I had one of these. An 83 GTI just like the one pictured, with the cool wheels and the funky red trim. Too bad my dumb ass sold it because the A/C didn’t work and I damn near gave myself a concussion every time I tried to get Steve-o in and out of his car seat.  People with kids prefer four door cars for a reason.  It’s been awhile, but trying to manage those damned car seats is hard enough without having to do calesthenics just to get in the back seat to screw with them.  Now that the powers that be are requiring kids to be in car seats until they are old enough to vote, I say screw that.  Give me four doors because it makes it easier to get the dogs in and out, and if I had to deal with carting rug rats around these days the rear seat DVD player sounds like a plan too.

Being a motorhead I have had many cars in my lifetime.  Some magic, some tragic, some forgettable.  A few of them, I wish I could have kept.  The 1972 Super Beetle was one of them.  The GTI of course, the 1994 Toyota truck, the 2000 Celica would have all remained in my possession if not for one thing: poverty.

Then again you can’t take it with you, and what’s the point of becoming a hoarder?  Need what you use and use what you need and move forward from there.

Of course getting rid of emotional baggage is a lot harder than getting rid of stuff.  I know sometimes Mom means well but I don’t need Grandma’s entire wardrobe or her entire collection of cooking utensils to remember her by.  A few keepsakes are fine but I really have no use for 50 year old stockings or all that cheap crap she bought from various mail order joints.  Some things I just threw away.  I shouldn’t guilt trip over that.  Part of living and moving on means getting rid of the things that hold us back.

Perhaps at my age I should be thinking more along the lines of the bucket list.  One of those things (and I need to stop putting it off) is to get back in contact with old friends, sooner rather than later if for no other reason than I am honor-bound and will regret my neglect if I continue to put it off.  I’m rather tired of being bereft of virtually all human contact.  I need to hold an intelligent conversation with someone for a change.  Dirty jokes and politics can only go so far.

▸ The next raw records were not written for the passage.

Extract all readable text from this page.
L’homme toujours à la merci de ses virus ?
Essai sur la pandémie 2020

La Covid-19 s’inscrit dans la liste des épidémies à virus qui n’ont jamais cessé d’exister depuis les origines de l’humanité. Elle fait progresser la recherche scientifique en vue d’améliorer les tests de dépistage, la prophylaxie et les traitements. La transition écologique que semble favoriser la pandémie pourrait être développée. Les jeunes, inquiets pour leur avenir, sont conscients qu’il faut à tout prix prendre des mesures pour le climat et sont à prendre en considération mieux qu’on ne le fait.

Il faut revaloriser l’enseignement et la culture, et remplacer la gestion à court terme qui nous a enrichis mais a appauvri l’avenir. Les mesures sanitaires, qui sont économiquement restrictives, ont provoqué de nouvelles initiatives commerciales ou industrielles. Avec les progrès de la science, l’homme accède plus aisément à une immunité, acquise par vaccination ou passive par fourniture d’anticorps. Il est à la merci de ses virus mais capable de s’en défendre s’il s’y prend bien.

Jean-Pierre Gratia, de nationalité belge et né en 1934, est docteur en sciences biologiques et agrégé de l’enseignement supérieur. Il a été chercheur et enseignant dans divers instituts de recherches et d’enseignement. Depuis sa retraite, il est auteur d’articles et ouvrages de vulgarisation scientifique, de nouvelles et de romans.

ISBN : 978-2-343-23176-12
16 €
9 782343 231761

I did get moderately good news at the Dr.’s Monday.  I don’t have hepatitis or any other Really Serious Illness- just a bit of bizarre liver chemistry that is caused by diabetes.  As long as I can keep my sugar down this condition should (in theory) right itself.  Famous last words.  Nothing about my health is routine, simple or uncomplicated.  I try to starve and eat healthy when I do eat, get the 30 minutes a day of mind numbingly boring exercise in and all that and still my health sucks and I’m still working on losing that 30 or so lbs.  Then you get people like Jerry who maintain just fine, all lean and mean, no diabetes, no sucking down blood pressure meds, on the Bacon-n-Natties diet, which puts me in mind of Gustavson’s Dad in Grumpier Old Men.  Jerry will be like those Russian dudes who live to be 115 on vodka and cigars.  I’ll probably drop dead before I’m 50 of something.  While I’m at it  with the bucket list I need to check into the urban legend that OSU will give one $250 if you donate your cadaver to them when you die.  Sounds like a sorry bargain to me, but hey, a lot of medical students have gotten some lessons in unusual anatomy off of my living carcass.  I bet my autopsy would be a real education in Murphy’s Law and what can go wrong with the human body.  Too bad I won’t be able to observe my autopsy, should one be done, or even to request that Dr. G gets to do it.  I’d love to hear her commentary on my abnormalities.  But if someone will give me $250 so med students can have a Mutter Museum type learning aid, where do I sign up?

I just answered my own question really quickly.  OSU does accept donated bodies but they don’t pay anything for them.  I should do the donation thing since I was planning on getting cremated anyway.  Might as well let someone learn something or at least see stuff they don’t see everyday.

I don’t know why I’ve been in such a morbid state of mind lately.  So now what?  Just keep on getting ready to take that “dirt nap?”

Creative artwork.  I need some whiteout and a red marker to make the fangs look more real.  I can’t die yet- right now this country needs as many conservative Republican voters as it can get!